En aquel instante la Torre se agitó sobre sus cimientos, sacudida por la violenta lucha del reptil torturado.

—¡Sígueme! —vociferó Laurana—. Tenemos que salir de aquí.

La elfa incorporó a Tas de un fuerte tirón y emprendió carrera hacia una pequeña puerta empotrada en el muro, que los conduciría al patio, a través de un túnel. Abrió la puerta de madera, en el mismo momento en que aparecía en la sala la cabeza del segundo animal. Los caballeros habían corrido la tapia de acero al comprobar que tenían dominado al que volaba en cabeza, preparados para repetir la estratagema. Tas no pudo evitar el detenerse, y contemplar tan fascinante espectáculo. Vio los furibundos ojos del gigantesco animal, enloquecido al oír los estertores del moribundo y comprendiendo que había caído en la misma trampa. Retorció la boca en una agresiva mueca, y tomó aliento. La doble puerta comenzó a cerrarse frente al prisionero, pero se detuvo a medio camino.

—¡Laurana, se ha atascado la tapia! —advirtió el kender—. El Orbe...

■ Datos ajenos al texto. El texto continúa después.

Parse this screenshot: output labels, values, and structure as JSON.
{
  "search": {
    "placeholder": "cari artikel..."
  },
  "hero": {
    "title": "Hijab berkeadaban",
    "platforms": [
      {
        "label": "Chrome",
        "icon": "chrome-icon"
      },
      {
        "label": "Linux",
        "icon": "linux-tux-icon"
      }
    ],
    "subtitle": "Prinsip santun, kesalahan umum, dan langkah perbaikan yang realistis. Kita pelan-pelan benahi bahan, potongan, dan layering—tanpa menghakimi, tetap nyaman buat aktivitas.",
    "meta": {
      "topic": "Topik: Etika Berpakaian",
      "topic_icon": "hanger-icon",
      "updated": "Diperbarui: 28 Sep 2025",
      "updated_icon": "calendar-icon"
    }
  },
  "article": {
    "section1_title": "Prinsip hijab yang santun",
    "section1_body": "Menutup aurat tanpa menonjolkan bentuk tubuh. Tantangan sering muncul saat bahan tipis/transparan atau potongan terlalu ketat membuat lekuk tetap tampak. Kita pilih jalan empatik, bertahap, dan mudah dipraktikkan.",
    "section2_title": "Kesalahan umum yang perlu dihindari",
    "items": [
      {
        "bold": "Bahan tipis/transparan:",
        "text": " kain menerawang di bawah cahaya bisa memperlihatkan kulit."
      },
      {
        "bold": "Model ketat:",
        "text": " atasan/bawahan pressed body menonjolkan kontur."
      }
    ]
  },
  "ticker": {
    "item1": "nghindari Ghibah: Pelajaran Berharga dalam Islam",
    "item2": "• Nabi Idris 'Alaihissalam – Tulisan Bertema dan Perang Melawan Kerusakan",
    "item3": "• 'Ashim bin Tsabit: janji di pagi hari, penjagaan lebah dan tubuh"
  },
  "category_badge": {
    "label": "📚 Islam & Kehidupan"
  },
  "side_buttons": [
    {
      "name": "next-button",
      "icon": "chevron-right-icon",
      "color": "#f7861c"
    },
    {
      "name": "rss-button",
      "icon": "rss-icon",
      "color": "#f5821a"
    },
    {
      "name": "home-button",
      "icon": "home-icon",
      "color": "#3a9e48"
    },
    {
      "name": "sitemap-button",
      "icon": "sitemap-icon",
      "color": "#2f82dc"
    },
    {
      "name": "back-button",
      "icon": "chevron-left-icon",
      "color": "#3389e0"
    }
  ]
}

—¡Vámonos! —lo apremió ella, arrastrándolo hacia el pasadizo. Brotó el relámpago de fuego y Tas percibió cómo las llamas prendían en la cámara. Al volver la mirada, reticente a abandonar la escena, vio que el rocoso techo se derrumbaba sobre la estancia. La alba luz del Orbe quedó enterrada entre los escombros cuando la Torre se desmoronó sin remisión.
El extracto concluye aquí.